By now many people are familiar with the story of the W.R. Grace vermiculite mine in Libby, Montana. Grace owned and operated the mine from 1960 to 1993, mining an ore that is heated, crushed and then used for insulation products. The vermiculite in the Libby mine is contaminated with tremolite asbestos.
The result has been the deaths of at least two hundred Libby residents due to asbestos related diseases such as mesothelioma. Thousands more have been impacted by the dust generated in the mining process and may expect to develop potentially fatal asbestos diseases in the future.
Tremolite Not the Most Common Form of Asbestos
Tremolite is not the common form of asbestos found in most of the asbestos products that were so popular during the twentieth century. There are six forms of mineral deposits that are referred to as asbestos: chrysotile, amosite, crocidolite, tremolite, anthophyllite and actinolite.
Chrysolite is by far the most common, comprising perhaps ninety five percent of the asbestos products found in buildings in the United States today. Ironically, chrysolite is the only form of the mineral that has curly fibers. Tremolite and the other variations are all needle-like in form, perhaps even more likely to damage lung tissue.
Toxicity of Tremolite Asbestos
Tremolite is just as toxic as chrysolite, if not more so. When shipments of the vermiculite ore left Libby, they were sent to at least twenty six regional plants across the country that produced insulation from the ore and sold it under the brand name Zonolite to uncounted numbers of contractors, builders and do-it-yourself homeowners. Millions of tons of the ore were shipped just during the years when W.R. Grace owned the company.

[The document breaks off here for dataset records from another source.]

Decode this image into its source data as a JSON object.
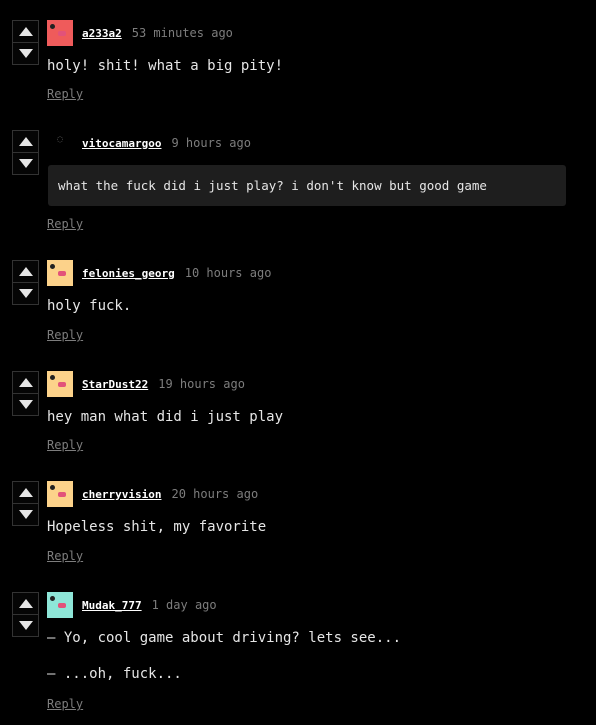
{
  "reply_label": "Reply",
  "comments": [
    {
      "user": "a233a2",
      "time": "53 minutes ago",
      "lines": [
        "holy! shit! what a big pity!"
      ],
      "avatar_color": "#ef5b5b"
    },
    {
      "user": "vitocamargoo",
      "time": "9 hours ago",
      "lines": [
        "what the fuck did i just play? i don't know but good game"
      ],
      "avatar_color": "",
      "avatar_placeholder": "◌"
    },
    {
      "user": "felonies_georg",
      "time": "10 hours ago",
      "lines": [
        "holy fuck."
      ],
      "avatar_color": "#fcd28a"
    },
    {
      "user": "StarDust22",
      "time": "19 hours ago",
      "lines": [
        "hey man what did i just play"
      ],
      "avatar_color": "#fcd28a"
    },
    {
      "user": "cherryvision",
      "time": "20 hours ago",
      "lines": [
        "Hopeless shit, my favorite"
      ],
      "avatar_color": "#fcd28a"
    },
    {
      "user": "Mudak_777",
      "time": "1 day ago",
      "lines": [
        "— Yo, cool game about driving? lets see...",
        "— ...oh, fuck..."
      ],
      "avatar_color": "#8ee6d8"
    }
  ]
}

The process for using vermiculite involves heating the ore at a very high temperature, which leaves residue in the form of slag rock. The slag was also contaminated with tremolite asbestos, and used in many yards as a form of gravel or soil covering in flower beds. The spread of tremolite asbestos from this one mine is probably enormous. At least one Alaskan homeowner has reported a lung condition related to Zonolite that was sold into the Alaskan market by a Canadian distributor.

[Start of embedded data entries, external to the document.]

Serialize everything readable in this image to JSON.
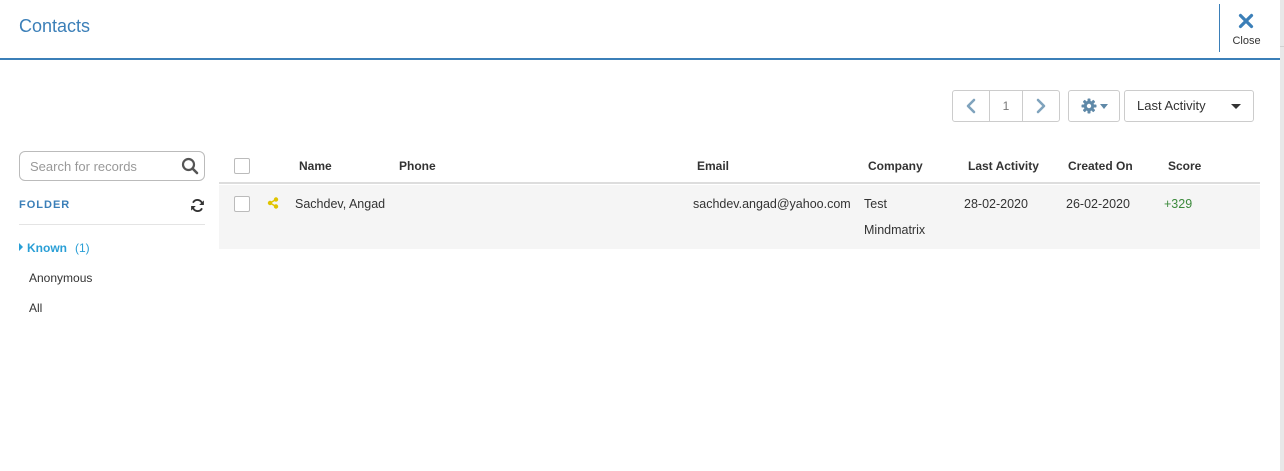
{
  "header": {
    "title": "Contacts",
    "close_label": "Close"
  },
  "toolbar": {
    "page": "1",
    "sort_by": "Last Activity"
  },
  "search": {
    "placeholder": "Search for records",
    "value": ""
  },
  "folder": {
    "heading": "FOLDER",
    "items": [
      {
        "label": "Known",
        "count": "(1)",
        "active": true
      },
      {
        "label": "Anonymous"
      },
      {
        "label": "All"
      }
    ]
  },
  "grid": {
    "columns": [
      "Name",
      "Phone",
      "Email",
      "Company",
      "Last Activity",
      "Created On",
      "Score"
    ],
    "rows": [
      {
        "name": "Sachdev, Angad",
        "phone": "",
        "email": "sachdev.angad@yahoo.com",
        "company_line1": "Test",
        "company_line2": "Mindmatrix",
        "last_activity": "28-02-2020",
        "created_on": "26-02-2020",
        "score": "+329"
      }
    ]
  },
  "colors": {
    "accent": "#3b7fb8",
    "active_folder": "#2a9fd6",
    "score": "#3c8a3c",
    "share_icon": "#e0c400"
  }
}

Finding Products with Tremolite Asbestos
Cautious people should be on the lookout for asbestos products in any building they own or live in. In particular, however, if Zonolite insulation appears in a building wall, call for the asbestos removal specialists and stay away from it. The tremolite from Libby, Montana lives on in thousands of buildings constructed or remodeled during the years when W.R. Grace was selling its Zonolite insulation across the nation.